Mar 27, 2018 | 10:45 AM

WINNIPEG — A 24-hour safe space for youth is being dedicated to the memory of a 15-year-old Manitoba Indigenous girl whose body was found in the Red River.

Indigenous Services Minister Jane Philpott announced almost $350,000 in funding Tuesday to expand the program at Ndinawe Youth Resource Centre in Winnipeg.

Tina’s great-aunt, Thelma Favel, said the family worked with local organizations and the federal government to get the funding in her honour.

“It was Tina’s dream to work with children and that’s why we decided a safe haven would be good in her honour,” Favel said.

“She always said the children were our future … and she would have made a big difference if she was allowed to.”

The resource centre was unable to stay open because it didn’t have funding to keep staff around the clock, said Ndinawe director Tammy Christensen.

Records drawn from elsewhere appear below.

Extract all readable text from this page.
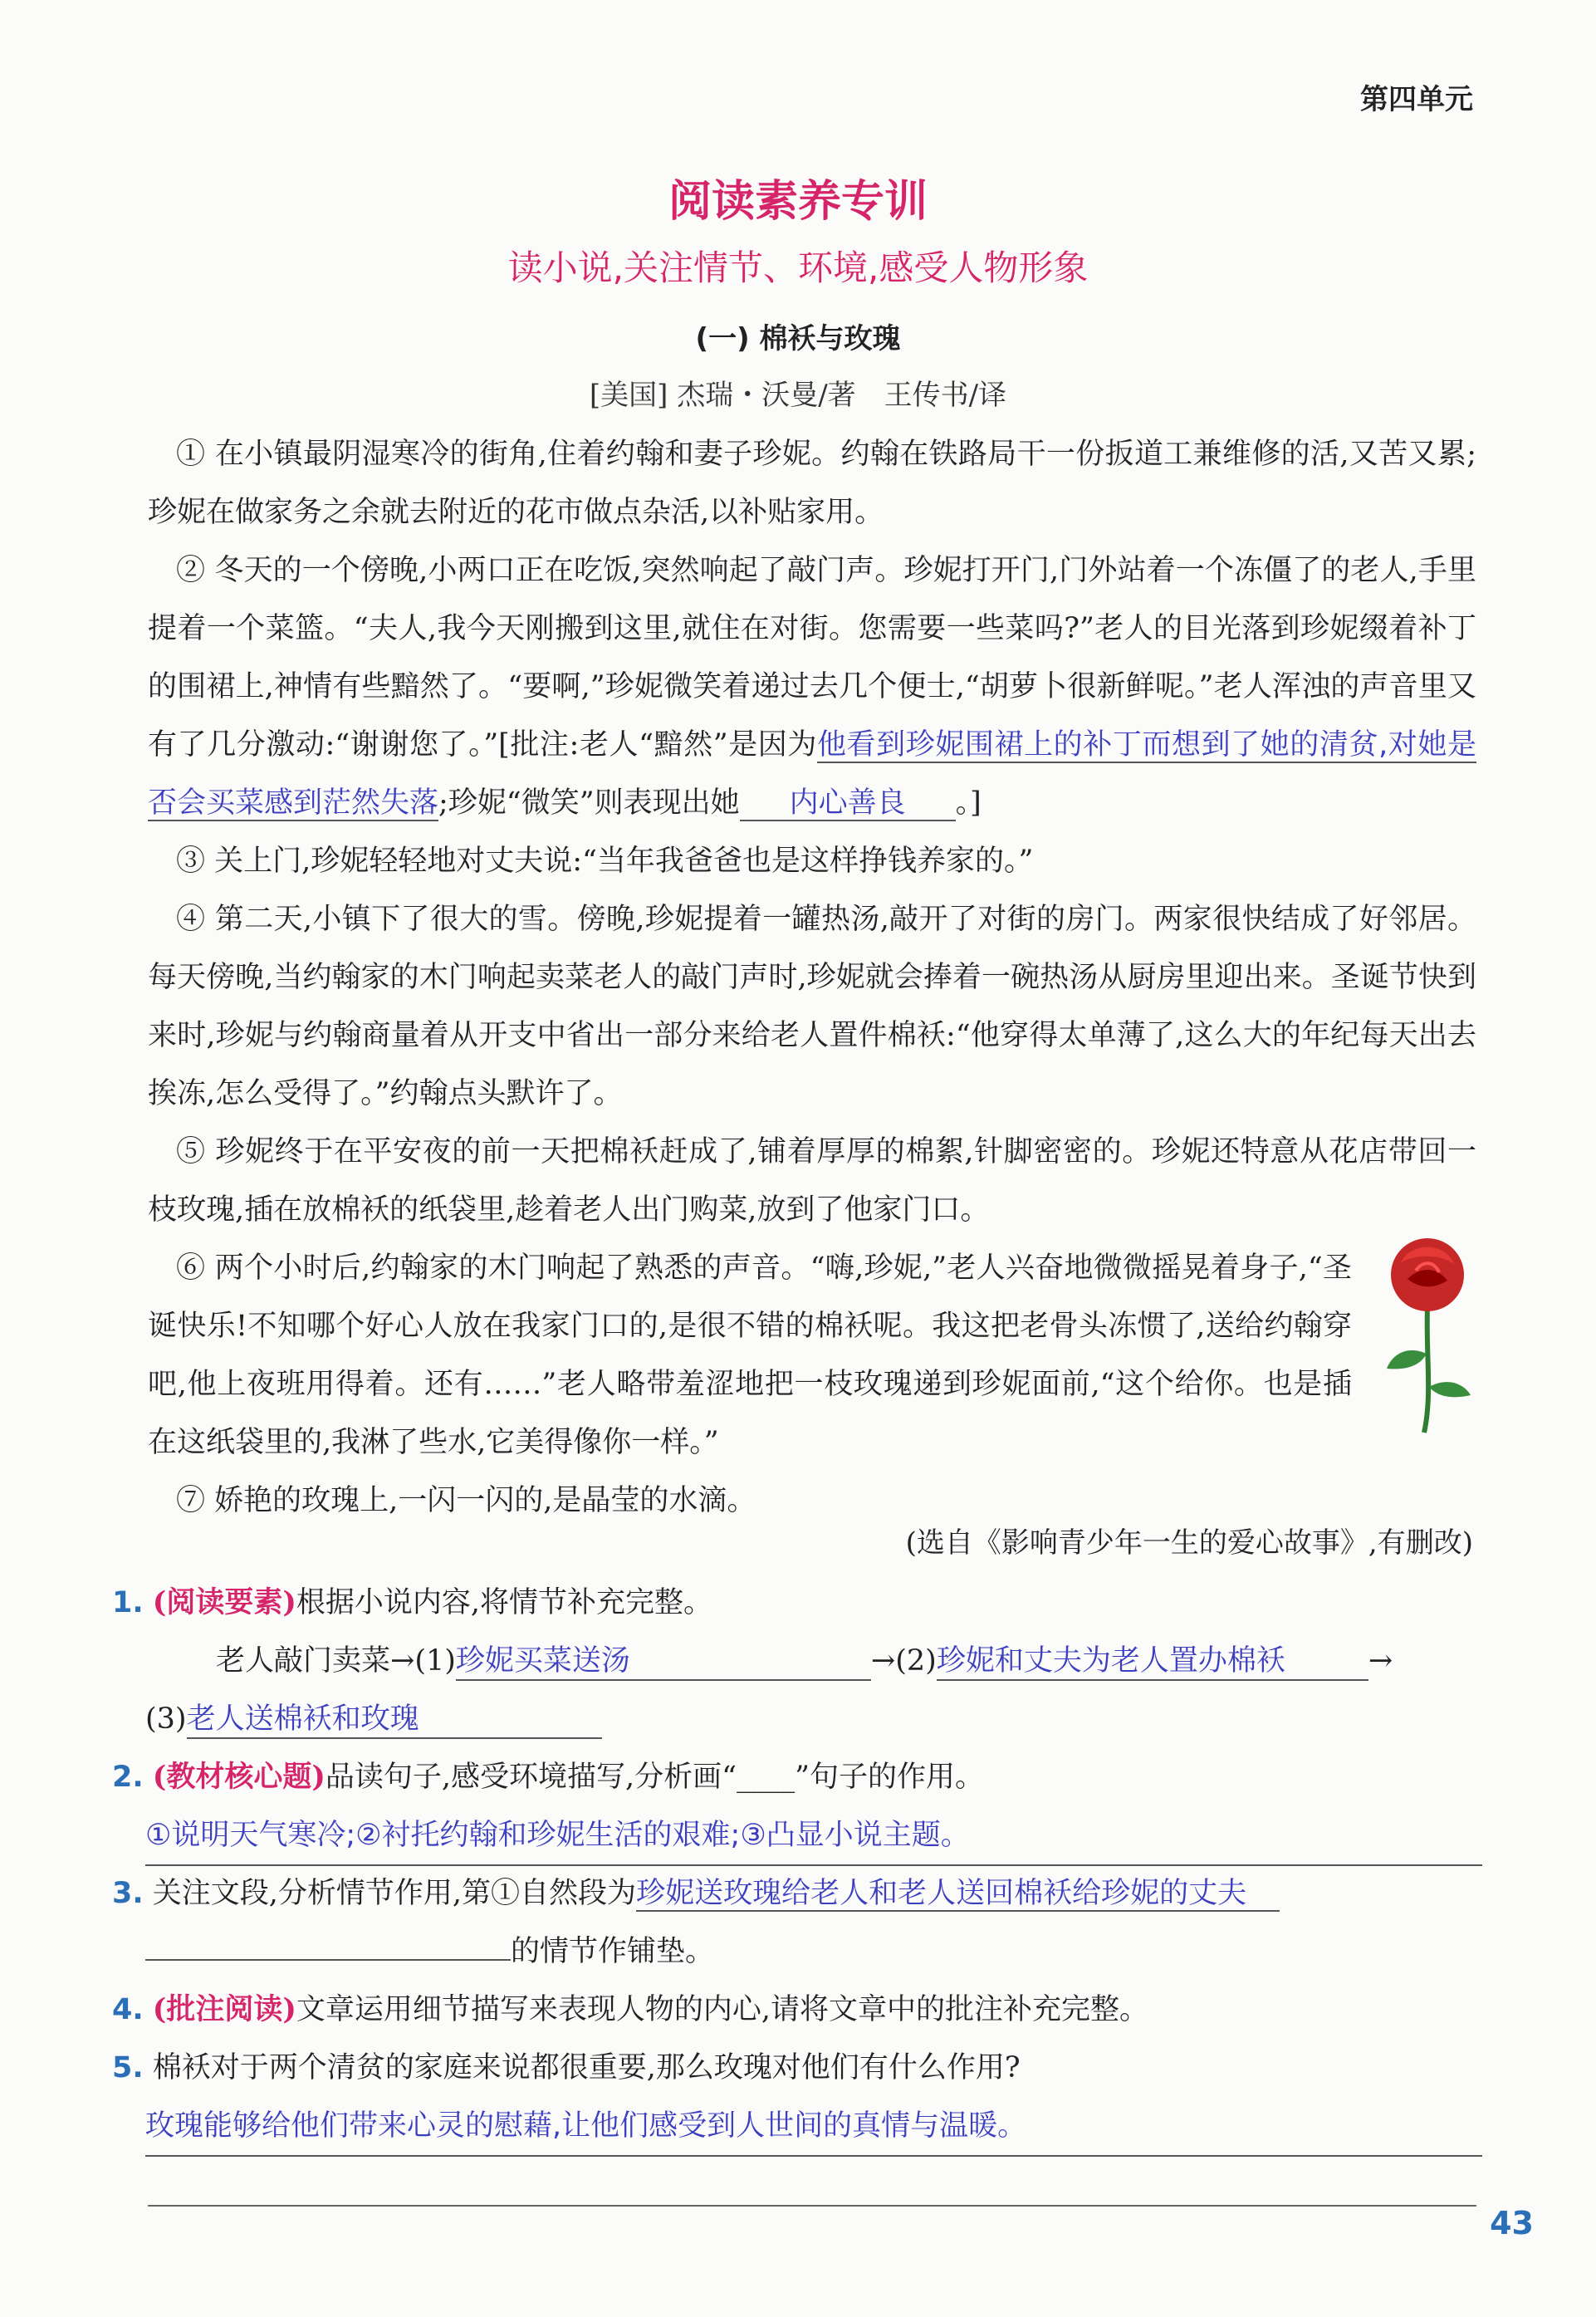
第四单元
阅读素养专训
读小说,关注情节、环境,感受人物形象
(一) 棉袄与玫瑰
[美国] 杰瑞・沃曼/著　王传书/译

① 在小镇最阴湿寒冷的街角,住着约翰和妻子珍妮。约翰在铁路局干一份扳道工兼维修的活,又苦又累;珍妮在做家务之余就去附近的花市做点杂活,以补贴家用。

② 冬天的一个傍晚,小两口正在吃饭,突然响起了敲门声。珍妮打开门,门外站着一个冻僵了的老人,手里提着一个菜篮。“夫人,我今天刚搬到这里,就住在对街。您需要一些菜吗?”老人的目光落到珍妮缀着补丁的围裙上,神情有些黯然了。“要啊,”珍妮微笑着递过去几个便士,“胡萝卜很新鲜呢。”老人浑浊的声音里又有了几分激动:“谢谢您了。”[批注:老人“黯然”是因为他看到珍妮围裙上的补丁而想到了她的清贫,对她是否会买菜感到茫然失落;珍妮“微笑”则表现出她 内心善良 。]

③ 关上门,珍妮轻轻地对丈夫说:“当年我爸爸也是这样挣钱养家的。”

④ 第二天,小镇下了很大的雪。傍晚,珍妮提着一罐热汤,敲开了对街的房门。两家很快结成了好邻居。每天傍晚,当约翰家的木门响起卖菜老人的敲门声时,珍妮就会捧着一碗热汤从厨房里迎出来。圣诞节快到来时,珍妮与约翰商量着从开支中省出一部分来给老人置件棉袄:“他穿得太单薄了,这么大的年纪每天出去挨冻,怎么受得了。”约翰点头默许了。

⑤ 珍妮终于在平安夜的前一天把棉袄赶成了,铺着厚厚的棉絮,针脚密密的。珍妮还特意从花店带回一枝玫瑰,插在放棉袄的纸袋里,趁着老人出门购菜,放到了他家门口。

⑥ 两个小时后,约翰家的木门响起了熟悉的声音。“嗨,珍妮,”老人兴奋地微微摇晃着身子,“圣诞快乐!不知哪个好心人放在我家门口的,是很不错的棉袄呢。我这把老骨头冻惯了,送给约翰穿吧,他上夜班用得着。还有……”老人略带羞涩地把一枝玫瑰递到珍妮面前,“这个给你。也是插在这纸袋里的,我淋了些水,它美得像你一样。”

⑦ 娇艳的玫瑰上,一闪一闪的,是晶莹的水滴。

(选自《影响青少年一生的爱心故事》,有删改)
1. (阅读要素)根据小说内容,将情节补充完整。
老人敲门卖菜→(1)珍妮买菜送汤	→(2)珍妮和丈夫为老人置办棉袄	→
(3)老人送棉袄和玫瑰
2. (教材核心题)品读句子,感受环境描写,分析画“____”句子的作用。
①说明天气寒冷;②衬托约翰和珍妮生活的艰难;③凸显小说主题。
3. 关注文段,分析情节作用,第①自然段为珍妮送玫瑰给老人和老人送回棉袄给珍妮的丈夫
的情节作铺垫。
4. (批注阅读)文章运用细节描写来表现人物的内心,请将文章中的批注补充完整。
5. 棉袄对于两个清贫的家庭来说都很重要,那么玫瑰对他们有什么作用?
玫瑰能够给他们带来心灵的慰藉,让他们感受到人世间的真情与温暖。
43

“Our young people are seeking safety on park benches, in bus depots, in stairwells. We’ve even found young people sleeping out behind the garbage bins waiting for us to open the doors,” Christensen said.

The increase in funding will go towards staff salaries, food, laundry and other supplies the centre needs so kids can drop in any time and feel safe, she said.  

The money will help make sure the safety and security of children is paramount, Christensen added.

Tina was from the Sagkeeng First Nation, but left her home in the summer of 2014 to reconnect with her birth mother in Winnipeg. The teen soon became sexually exploited and repeatedly ran away from hotels where social workers had placed her, as well as from the Ndinawe youth shelter, which is run by the same organization as the resource centre.

She was last seen leaving a hotel Aug. 8. Her body was found just over a week later wrapped in a duvet cover and weighed down by rocks in the river.

“This story is one of the most profound examples of the shame of Canada — the denial of the rights of Indigenous Peoples that have led us to the circumstances that led to what happened,” Philpott said.

“It is, in many ways, a sign of the neglect that has taken place for generations in Canada and how we as Canadians did not learn properly how to live together in peace and harmony in this place … But the story is changing. I believe we are in a period of reconciliation.”

The man accused of killing Tina, Raymond Cormier, was found not guilty of second-degree murder in February.

Kelly Geraldine Malone, The Canadian Press

Note to readers: This is a corrected story. A previous version misstated the amount of federal funding.